The Transformation of “Capacity” in International Development: USAID, Statecraft, and the Rise of Global Terror and Transnational Militancy in Afghanistan and Pakistan, 1977-2017

Avideh Mayville

Major Professor: John G. Dale, PhD, Department of Sociology and Anthropology

Committee Members: Lester Kurtz, Agnieska Paczynska

The Hub (SUB II), #VIP III
June 29, 2018, 09:00 AM to 11:00 AM

Abstract:

Capacity development has captured the attention of the donor community as an all-encompassing strategy and objective of international development. Nowhere is capacity development more challenging than in Afghanistan and Pakistan. The impact of global conflict, waves of refugee and militant migrations, as well as covert relationships among donors, states, and revolutionaries surrounding aid and weapons has legitimized and facilitated the rise of transnational militancy. The cultivation of this transnational infrastructure for militancy has paralleled transformations in the rise of a development-security nexus, inhibiting donor efforts to build state capacity. In tracing the discursive phases of capacity from global agenda setting processes to donor methodologies and finally to project implementation, I highlight spaces of donor collaboration as well as tensions

among actors and institutions surrounding claims of expertise and in processes of knowledge production. As a development agency with a deep historical engagement with both Afghanistan and Pakistan, USAID provides a wide-angled empirical wellspring from which to examine the donor community’s efforts to build capacity.
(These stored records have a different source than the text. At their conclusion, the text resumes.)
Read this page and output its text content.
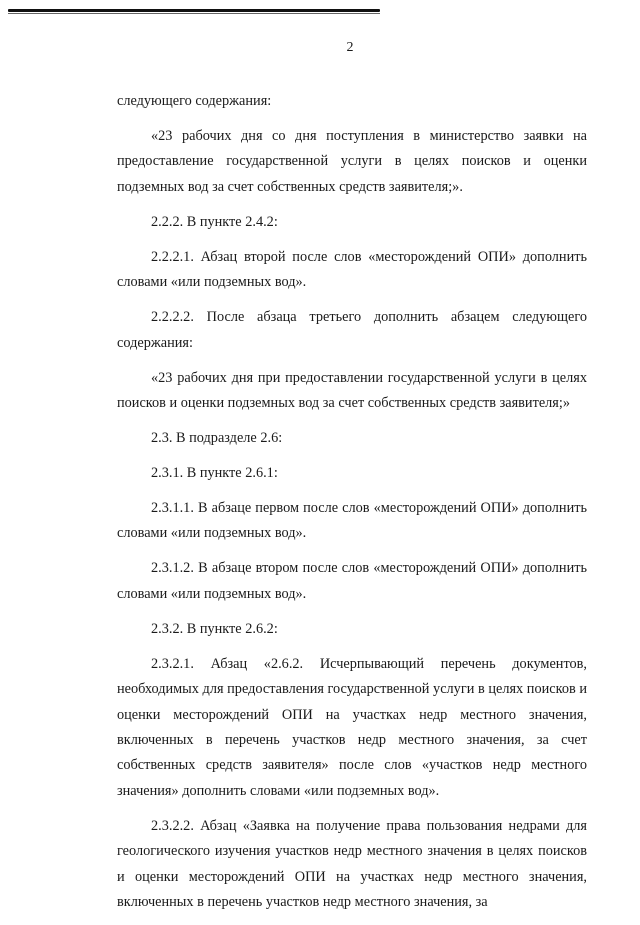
2

следующего содержания:

«23 рабочих дня со дня поступления в министерство заявки на предоставление государственной услуги в целях поисков и оценки подземных вод за счет собственных средств заявителя;».

2.2.2. В пункте 2.4.2:

2.2.2.1. Абзац второй после слов «месторождений ОПИ» дополнить словами «или подземных вод».

2.2.2.2. После абзаца третьего дополнить абзацем следующего содержания:

«23 рабочих дня при предоставлении государственной услуги в целях поисков и оценки подземных вод за счет собственных средств заявителя;»

2.3. В подразделе 2.6:

2.3.1. В пункте 2.6.1:

2.3.1.1. В абзаце первом после слов «месторождений ОПИ» дополнить словами «или подземных вод».

2.3.1.2. В абзаце втором после слов «месторождений ОПИ» дополнить словами «или подземных вод».

2.3.2. В пункте 2.6.2:

2.3.2.1. Абзац «2.6.2. Исчерпывающий перечень документов, необходимых для предоставления государственной услуги в целях поисков и оценки месторождений ОПИ на участках недр местного значения, включенных в перечень участков недр местного значения, за счет собственных средств заявителя» после слов «участков недр местного значения» дополнить словами «или подземных вод».

2.3.2.2. Абзац «Заявка на получение права пользования недрами для геологического изучения участков недр местного значения в целях поисков и оценки месторождений ОПИ на участках недр местного значения, включенных в перечень участков недр местного значения, за
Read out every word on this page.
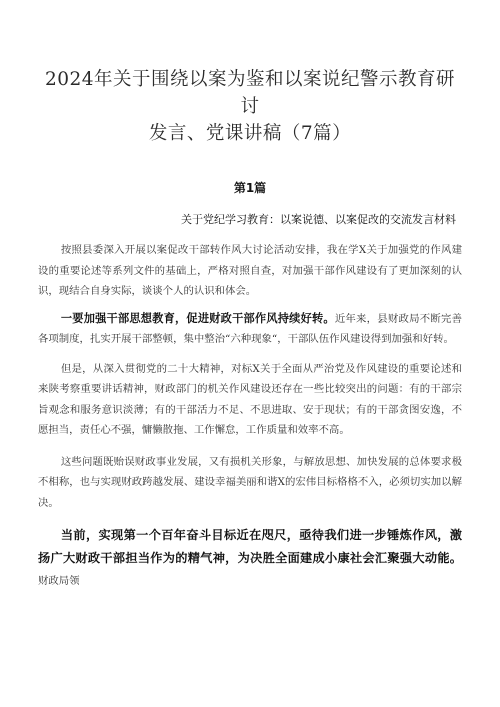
2024年关于围绕以案为鉴和以案说纪警示教育研讨
发言、党课讲稿（7篇）
第1篇
关于党纪学习教育：以案说德、以案促改的交流发言材料

按照县委深入开展以案促改干部转作风大讨论活动安排，我在学X关于加强党的作风建设的重要论述等系列文件的基础上，严格对照自查，对加强干部作风建设有了更加深刻的认识，现结合自身实际，谈谈个人的认识和体会。

一要加强干部思想教育，促进财政干部作风持续好转。近年来，县财政局不断完善各项制度，扎实开展干部整顿，集中整治“六种现象“，干部队伍作风建设得到加强和好转。

但是，从深入贯彻党的二十大精神，对标X关于全面从严治党及作风建设的重要论述和来陕考察重要讲话精神，财政部门的机关作风建设还存在一些比较突出的问题：有的干部宗旨观念和服务意识淡薄；有的干部活力不足、不思进取、安于现状；有的干部贪图安逸，不愿担当，责任心不强，慵懒散拖、工作懈怠，工作质量和效率不高。

这些问题既贻误财政事业发展，又有损机关形象，与解放思想、加快发展的总体要求极不相称，也与实现财政跨越发展、建设幸福美丽和谐X的宏伟目标格格不入，必须切实加以解决。

当前，实现第一个百年奋斗目标近在咫尺，亟待我们进一步锤炼作风，激扬广大财政干部担当作为的精气神，为决胜全面建成小康社会汇聚强大动能。财政局领
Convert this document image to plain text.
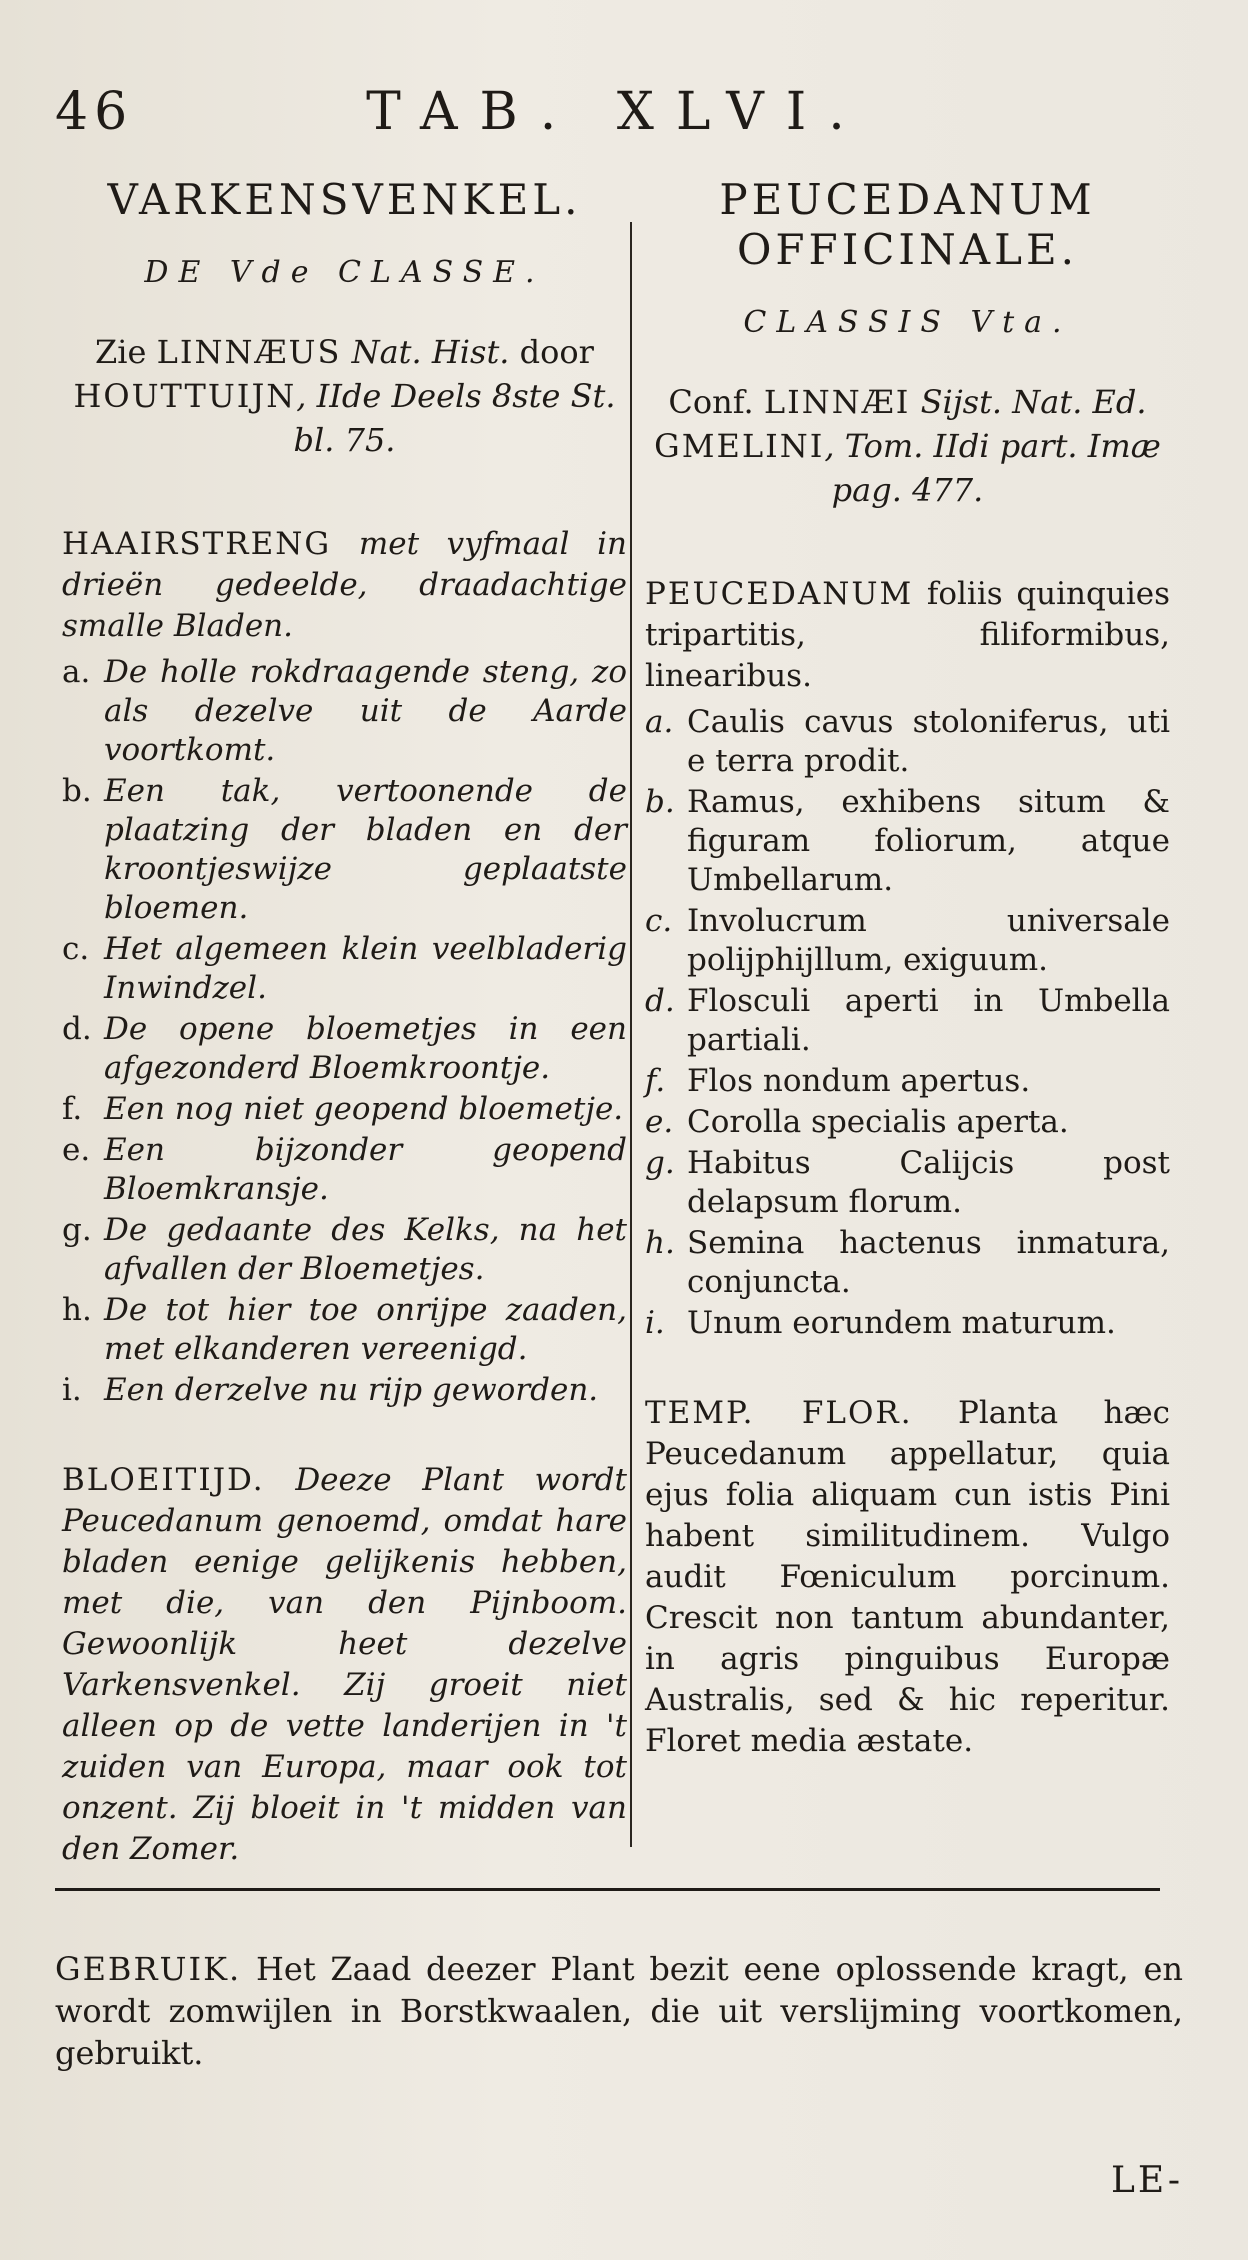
46	TAB. XLVI.
VARKENSVENKEL.
DE Vde CLASSE.
Zie LINNÆUS Nat. Hist. door HOUTTUIJN, IIde Deels 8ste St. bl. 75.
HAAIRSTRENG met vyfmaal in drieën gedeelde, draadachtige smalle Bladen.
a. De holle rokdraagende steng, zo als dezelve uit de Aarde voortkomt.
b. Een tak, vertoonende de plaatzing der bladen en der kroontjeswijze geplaatste bloemen.
c. Het algemeen klein veelbladerig Inwindzel.
d. De opene bloemetjes in een afgezonderd Bloemkroontje.
f. Een nog niet geopend bloemetje.
e. Een bijzonder geopend Bloemkransje.
g. De gedaante des Kelks, na het afvallen der Bloemetjes.
h. De tot hier toe onrijpe zaaden, met elkanderen vereenigd.
i. Een derzelve nu rijp geworden.
BLOEITIJD. Deeze Plant wordt Peucedanum genoemd, omdat hare bladen eenige gelijkenis hebben, met die, van den Pijnboom. Gewoonlijk heet dezelve Varkensvenkel. Zij groeit niet alleen op de vette landerijen in 't zuiden van Europa, maar ook tot onzent. Zij bloeit in 't midden van den Zomer.
PEUCEDANUM
OFFICINALE.
CLASSIS Vta.
Conf. LINNÆI Sijst. Nat. Ed. GMELINI, Tom. IIdi part. Imæ pag. 477.
PEUCEDANUM foliis quinquies tripartitis, filiformibus, linearibus.
a. Caulis cavus stoloniferus, uti e terra prodit.
b. Ramus, exhibens situm & figuram foliorum, atque Umbellarum.
c. Involucrum universale polijphijllum, exiguum.
d. Flosculi aperti in Umbella partiali.
f. Flos nondum apertus.
e. Corolla specialis aperta.
g. Habitus Calijcis post delapsum florum.
h. Semina hactenus inmatura, conjuncta.
i. Unum eorundem maturum.
TEMP. FLOR. Planta hæc Peucedanum appellatur, quia ejus folia aliquam cun istis Pini habent similitudinem. Vulgo audit Fœniculum porcinum. Crescit non tantum abundanter, in agris pinguibus Europæ Australis, sed & hic reperitur. Floret media æstate.
GEBRUIK. Het Zaad deezer Plant bezit eene oplossende kragt, en wordt zomwijlen in Borstkwaalen, die uit verslijming voortkomen, gebruikt.
LE-
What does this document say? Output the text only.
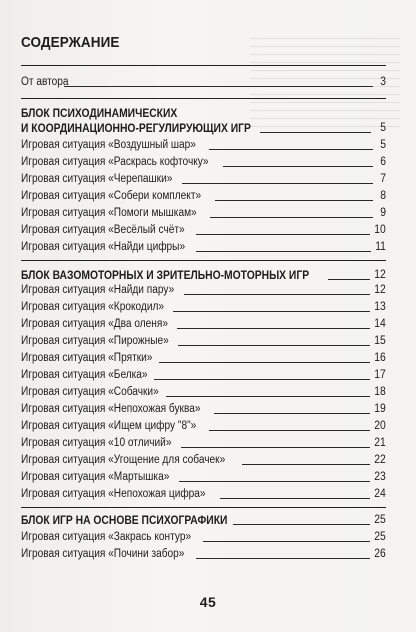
СОДЕРЖАНИЕ
От автора	3
БЛОК ПСИХОДИНАМИЧЕСКИХ
И КООРДИНАЦИОННО-РЕГУЛИРУЮЩИХ ИГР	5
Игровая ситуация «Воздушный шар»	5
Игровая ситуация «Раскрась кофточку»	6
Игровая ситуация «Черепашки»	7
Игровая ситуация «Собери комплект»	8
Игровая ситуация «Помоги мышкам»	9
Игровая ситуация «Весёлый счёт»	10
Игровая ситуация «Найди цифры»	11
БЛОК ВАЗОМОТОРНЫХ И ЗРИТЕЛЬНО-МОТОРНЫХ ИГР	12
Игровая ситуация «Найди пару»	12
Игровая ситуация «Крокодил»	13
Игровая ситуация «Два оленя»	14
Игровая ситуация «Пирожные»	15
Игровая ситуация «Прятки»	16
Игровая ситуация «Белка»	17
Игровая ситуация «Собачки»	18
Игровая ситуация «Непохожая буква»	19
Игровая ситуация «Ищем цифру "8"»	20
Игровая ситуация «10 отличий»	21
Игровая ситуация «Угощение для собачек»	22
Игровая ситуация «Мартышка»	23
Игровая ситуация «Непохожая цифра»	24
БЛОК ИГР НА ОСНОВЕ ПСИХОГРАФИКИ	25
Игровая ситуация «Закрась контур»	25
Игровая ситуация «Почини забор»	26
45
Consistent with other donor frameworks, USAID’s methodologies on capacity development reveal a theoretically shallow transformation in donor methodologies over the past several decades, applying private sector models of performance and growth to public sector institutions in fragile states. Through the application of USAID development projects in Afghanistan and Pakistan, the donor scheme of statecraft to build and expand the capacity of states contending with transnational militancy demonstrates a limited understanding and reduction of the role of social power in the enabling environment context, particularly at subnational and transnational scales of operation. Furthermore, the donor challenge of developing the capacity of states combating transnational militancy ultimately represents a confrontation with the colonial heritage of donor states and a struggle over the ownership of development.